A conquista de um povo
A grilagem das terras dos Kalunga começou em 1942 e se aprofundou na década de 1960, após a mudança da capital para Brasília, que fica a cerca de 300 km do território Kalunga.
Em 1983, o governador goiano Iris Rezende Machado, após sua posse, nomeou o advogado e professor de Direito Agrário Aldo Azevedo Soares para presidir o Instituto de Desenvolvimento Agrário – IDAGO. Azevedo Soares, no ano de 1984, propôs ao governador o envio à Assembleia Legislativa do Projeto de Lei instituindo a Discriminatória Administrativa, que foi aprovada, sancionada e transformada na Lei Nº 9.541, de 27 de setembro de 1984, dispondo sobre a discriminação ou arrecadação das terras devolutas do Estado de Goiás, incorporando-as ao patrimônio do IDAGO.

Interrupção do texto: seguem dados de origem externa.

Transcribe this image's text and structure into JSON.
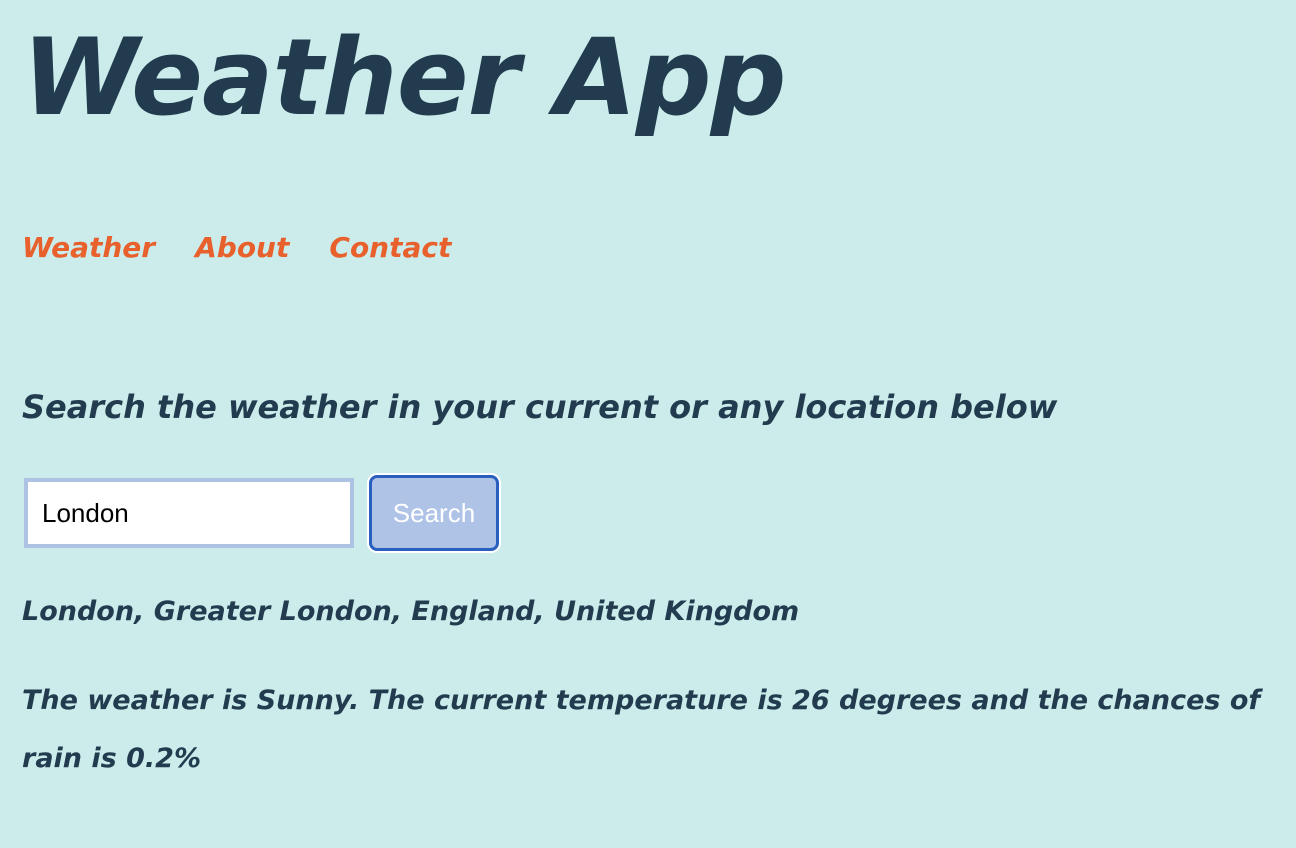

Neste período houve algumas coincidências: a ida da antropóloga Mari de Nasaré Baiocchi, acompanhada do fotógrafo Luiz Elias, que era também assessor da primeira-dama de Goiás Maria Valadão, à festa do Sucuri em Monte Alegre, em 1983. Foi o primeiro contato deles com os Kalunga e, logo após, começaram as tensões sobre a posse da terra, o que levou o ainda jovem quilombola Manoel Edeltrudes Moreira (Tico) a se dirigir a Goiânia para um encontro com Luiz Elias e Mari Baiocchi. Juntos eles procuraram o Instituto de Desenvolvimento Agrário e fizeram o relato dos primeiros problemas fundiários ocorridos com os Kalunga do município de Monte Alegre de Goiás para o presidente do IDAGO.

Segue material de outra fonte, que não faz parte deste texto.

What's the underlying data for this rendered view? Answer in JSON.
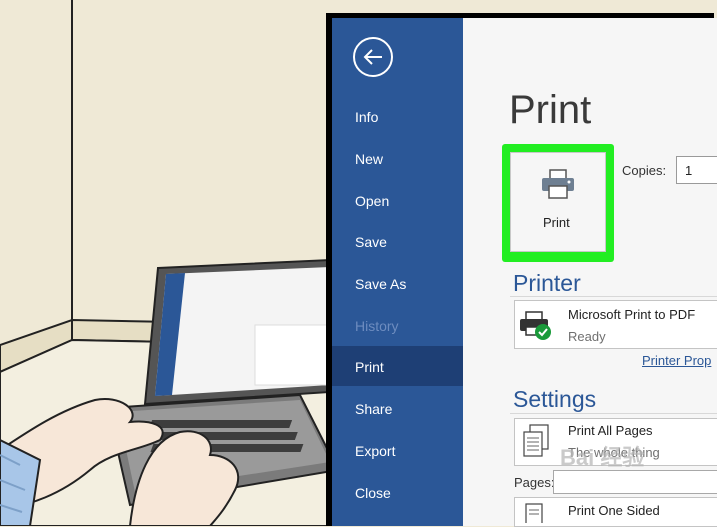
{
  "sidebar": {
    "items": [
      {
        "label": "Info",
        "disabled": false
      },
      {
        "label": "New",
        "disabled": false
      },
      {
        "label": "Open",
        "disabled": false
      },
      {
        "label": "Save",
        "disabled": false
      },
      {
        "label": "Save As",
        "disabled": false
      },
      {
        "label": "History",
        "disabled": true
      },
      {
        "label": "Print",
        "disabled": false,
        "selected": true
      },
      {
        "label": "Share",
        "disabled": false
      },
      {
        "label": "Export",
        "disabled": false
      },
      {
        "label": "Close",
        "disabled": false
      }
    ]
  },
  "main": {
    "title": "Print",
    "print_button_label": "Print",
    "copies_label": "Copies:",
    "copies_value": "1",
    "printer_section": "Printer",
    "printer_name": "Microsoft Print to PDF",
    "printer_status": "Ready",
    "printer_properties_link": "Printer Prop",
    "settings_section": "Settings",
    "settings_pages_title": "Print All Pages",
    "settings_pages_sub": "The whole thing",
    "pages_label": "Pages:",
    "sided_title": "Print One Sided"
  },
  "watermark": "Bai 经验",
  "colors": {
    "sidebar": "#2b5797",
    "sidebar_selected": "#1e3f75",
    "highlight": "#22ee22",
    "accent_text": "#2b5797"
  },
  "icons": [
    "back-arrow-icon",
    "printer-icon",
    "pdf-printer-icon",
    "ready-check-icon",
    "pages-icon",
    "one-sided-icon"
  ]
}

No dia 11 de janeiro de 1985, no Comunicado Interno nº 02, o Presidente do IDAGO, Aldo Azevedo, propõe “a constituição da Comissão Especial objetivando promover a Discriminatória Administrativa da área denominada Serra da Contenda, com superfície aproximada de 78.200 hectares, situada no Município de Monte Alegre de Goiás”.
Foram arrecadadas duas glebas de terras: a Contenda I, com 22.000 hectares, e a Contenda II, com 2.041,2596 hectares. A gleba Contenda I foi titulada para as famílias Kalunga de Monte Alegre e a Gleba Contenda II, localizada fora do perímetro do Sítio Histórico e Patrimônio Cultural Kalunga, foi titulada para posseiros que nela moravam. Para tanto foi promulgada a Lei Nº 9.717, de 22 de maio de 1985, que autoriza o Poder Executivo a doar imóvel rural com área de até 100 hectares para lavradores sem terra e que somente poderá ser transferido por direito hereditário. Esta lei foi feita para permitir que o IDAGO pudesse titular as terras para os Kalunga de Monte Alegre, o que acabou beneficiando posseiros em todo o Estado.

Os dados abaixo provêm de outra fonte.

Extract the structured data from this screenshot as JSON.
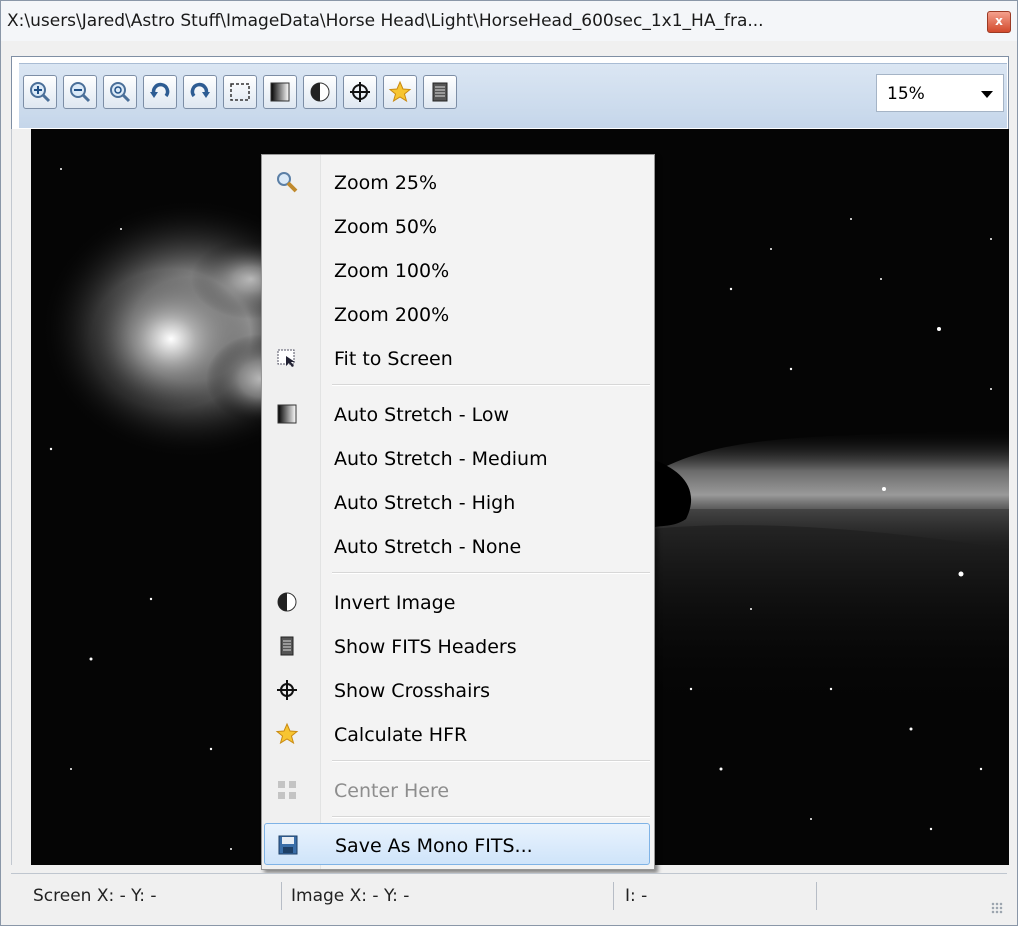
{
  "window": {
    "title": "X:\\users\\Jared\\Astro Stuff\\ImageData\\Horse Head\\Light\\HorseHead_600sec_1x1_HA_fra...",
    "close_label": "x"
  },
  "toolbar": {
    "buttons": [
      {
        "name": "zoom-in-button",
        "icon": "zoom-in-icon"
      },
      {
        "name": "zoom-out-button",
        "icon": "zoom-out-icon"
      },
      {
        "name": "zoom-fit-button",
        "icon": "zoom-fit-icon"
      },
      {
        "name": "rotate-left-button",
        "icon": "rotate-left-icon"
      },
      {
        "name": "rotate-right-button",
        "icon": "rotate-right-icon"
      },
      {
        "name": "select-region-button",
        "icon": "select-region-icon"
      },
      {
        "name": "auto-stretch-button",
        "icon": "stretch-gradient-icon"
      },
      {
        "name": "invert-button",
        "icon": "invert-icon"
      },
      {
        "name": "crosshairs-button",
        "icon": "crosshairs-icon"
      },
      {
        "name": "hfr-button",
        "icon": "star-icon"
      },
      {
        "name": "fits-headers-button",
        "icon": "document-icon"
      }
    ],
    "zoom_value": "15%"
  },
  "context_menu": {
    "items": [
      {
        "label": "Zoom 25%",
        "icon": "magnifier-icon"
      },
      {
        "label": "Zoom 50%",
        "icon": ""
      },
      {
        "label": "Zoom 100%",
        "icon": ""
      },
      {
        "label": "Zoom 200%",
        "icon": ""
      },
      {
        "label": "Fit to Screen",
        "icon": "fit-screen-icon"
      },
      {
        "label": "Auto Stretch - Low",
        "icon": "stretch-gradient-icon"
      },
      {
        "label": "Auto Stretch - Medium",
        "icon": ""
      },
      {
        "label": "Auto Stretch - High",
        "icon": ""
      },
      {
        "label": "Auto Stretch - None",
        "icon": ""
      },
      {
        "label": "Invert Image",
        "icon": "invert-icon"
      },
      {
        "label": "Show FITS Headers",
        "icon": "document-icon"
      },
      {
        "label": "Show Crosshairs",
        "icon": "crosshairs-icon"
      },
      {
        "label": "Calculate HFR",
        "icon": "star-icon"
      },
      {
        "label": "Center Here",
        "icon": "center-icon",
        "disabled": true
      },
      {
        "label": "Save As Mono FITS...",
        "icon": "save-icon",
        "selected": true
      }
    ]
  },
  "statusbar": {
    "screen": "Screen X: - Y: -",
    "image": "Image X: - Y: -",
    "intensity": "I: -"
  }
}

Esta mudança tem um valor histórico imensurável, pois ocorreu no momento em que o regime militar enfraquecia e começava o processo de democratização do País. Algumas lideranças Kalunga foram importantes na luta pela regularização das terras para os Kalunga de Monte Alegre de Goiás. Podemos citar Manoel Edeltrudes Moreira, Procópia dos Santos Rosa, Santina Pereira Edeltrudes, Esterina Fernandes de Castro, Santino dos Anjos Rosa, Sirilo dos Santos Rosa, Jorge Moreira de Oliveira e Deuselina Francisco Maia de Souza, dentre tantos outros que caminharam na busca da terra para os Kalunga. Somaram forças apoiando esta luta a antropóloga Mari Baiocci e o Movimento Negro. Juntos, conseguiram escrever na Constituição do Estado de Goiás e nas Leis Ordinária e Complementar a criação do Sítio Histórico e Patrimônio Cultural Kalunga.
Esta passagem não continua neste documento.